By John Hall
Mission Central will be initiating more conversations about what it means to be a disciple in the coming years, as we try to bring about a shift in our understanding of mission. We are interested in discipleship because it is fundamentally tied to mission.
What we mean is that we serve a God who is on mission. His love compels him to reach into creation and redeem and reconcile it. In turn, he sends us, his children, to participate in his mission alongside him. As God’s children, we should be filled with the Holy Spirit and love for our father. This inner joy should lead us to proclaim loudly, in word and deed, that the Kingdom is at hand. From this perspective, mission isn’t something we do, it’s an outcome of knowing that we’re loved as a son or daughter. This knowledge contributes to our being healthy vibrant disciples.
So how do we raise up healthy vibrant disciples? Well, that would be through discipleship.
When Mission Central uses the word discipleship, we want to make sure that the context for discipleship is not misunderstood. We can never view discipleship as something that takes place completely outside of the Church, or more specifically, outside of a local worshipping community. The local worshipping community is where disciples experience and learn the Kingdom culture and our family history. It is a place where spiritual gifts and talents are identified and nurtured and most importantly where the disciple gets released into the world to use their gifts and talents for the glory of God. This community plays a role in shaping us into the image of our Lord. This means, of course, that discipleship will only work well if the local worshipping community is healthy.
Mike Goheen, in The Church and Its Vocation, offers a great insight into what makes a local worshipping community a healthy part of the Church. He says, “Ecclesiology is first of all about the church’s identity – who we are and who we serve. And if the biblical story is not the place where our identity is forged, then by default this place will be somewhere else, almost certainly in our cultural story and social location.”
Covid-19 has caused many of us to pause and think about how we’ve been doing things. I see an incredible opportunity for Christians in North America to use this forced pause to consider how we’ve been doing church. If our communities are not forming people into a redeeming and reconciling missionary people, then we need to ask why?
Expanding on this idea, we could take another cue from Goheen, and ask two questions. First – Are we making people who look like Jesus? For me, this means that we would have a family resemblance to Jesus. It used to bug me that people I didn’t know would come up to me and say, “You remind me of your father” (or mother – I got both.) As time has passed, my appreciation for my heritage has grown more and more. Do you get mistaken for Jesus? And since we’re talking about the Church, can you connect that likeness to the influence of your community?
And second – Is the way that we “do community” presenting Jesus as King to the world? Certainly, we need to make sure that our worshipping communities are not just “come and see” gatherings, but that they are also “go into all the world” communities.
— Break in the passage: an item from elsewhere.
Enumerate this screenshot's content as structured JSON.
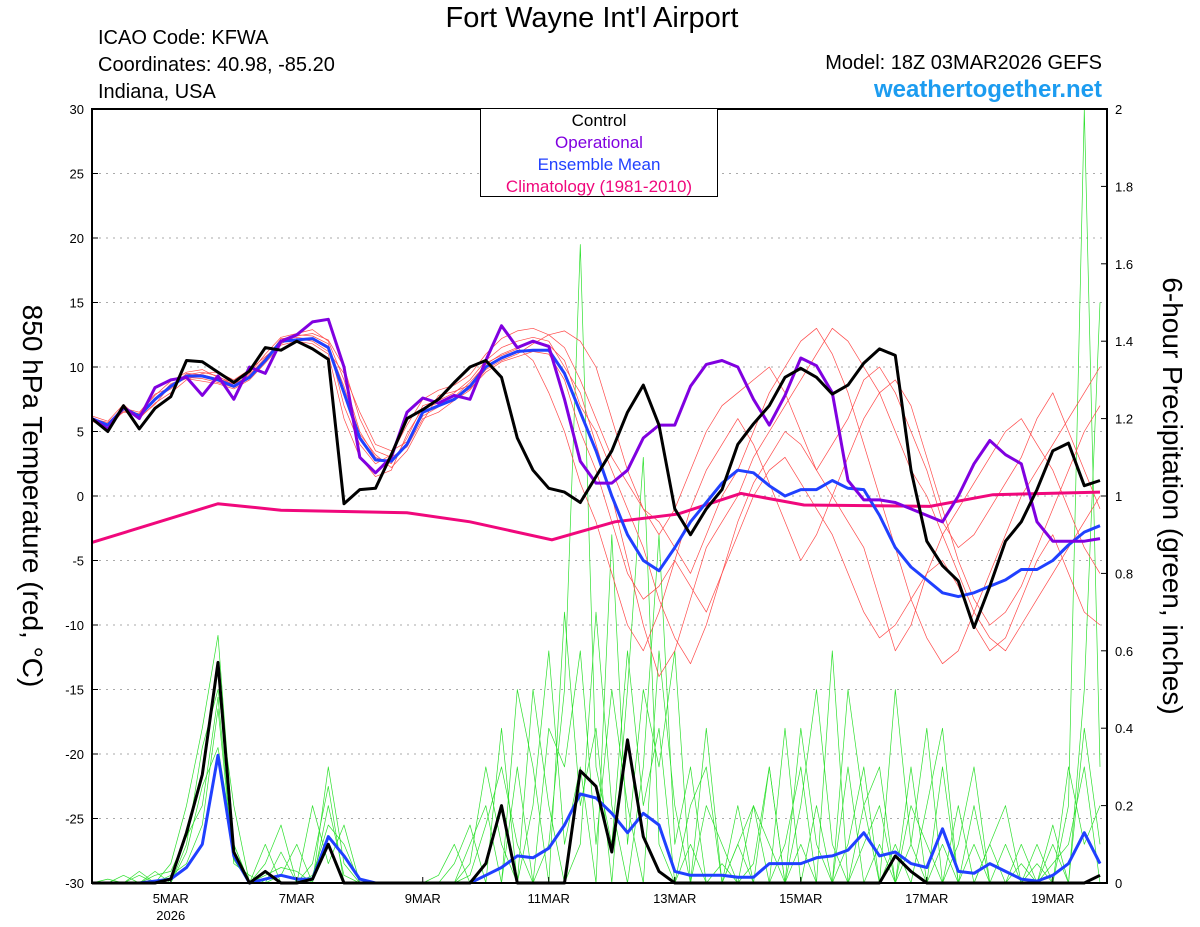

But, more importantly, we need to be a people who, as Paul says, are no longer conformed to the way of the world (Rom 12:2). We have to take the time as a people to discern together how God is calling us to live as a community, a family, in a way that aligns with Kingdom values and our identity as sons and daughters of the King.
It is possible to get the right answers to the above two questions in theory, but we need to do more than understand with our head, we need to embody the answers. In other words, we need to behave like Jesus and live like we’re citizens of his Kingdom. Darrell Guder in the book Missional Church puts it this way. He says, “The aim of the church is not simply to make a given culture more just or more caring, but to shape a people into an alternative way of life. Missional communities representing the reign of God will be intentional about providing the space, the time and the resources for people to unlearn old patterns and learn new ways of living that reveal God’s transforming and healing power.” (p152)
But this won’t happen without at least one more puzzle piece. We need to be a people on mission with Christ. Mike Goheen, quotes Jürgen Moltman who says, “the mission of Christ creates its own church.” Alternatively, you could say, that if the church doesn’t take mission seriously it’s entirely possible that we could cease to be the church. That seems a little harsh but consider Jesus’ words, “You are the salt of the earth. But if the salt loses its saltiness, how can it be made salty again? It is no longer good for anything, except to be thrown out and trampled underfoot.” (Mt 5:13) Or just as sobering, the words of God to the church of Laodicea, “So, because you are lukewarm – neither hot nor cold – I am about to spit you out of my mouth.” (Rev 3:16) Note the sanction applies to the whole community.
So, in this season of Covid-19, let’s take the time to pause and reflect on whether the identities of our local worshipping communities are being forged by the biblical story or by the culture we live in. There’s a lot at stake, not just for us, but for the world too.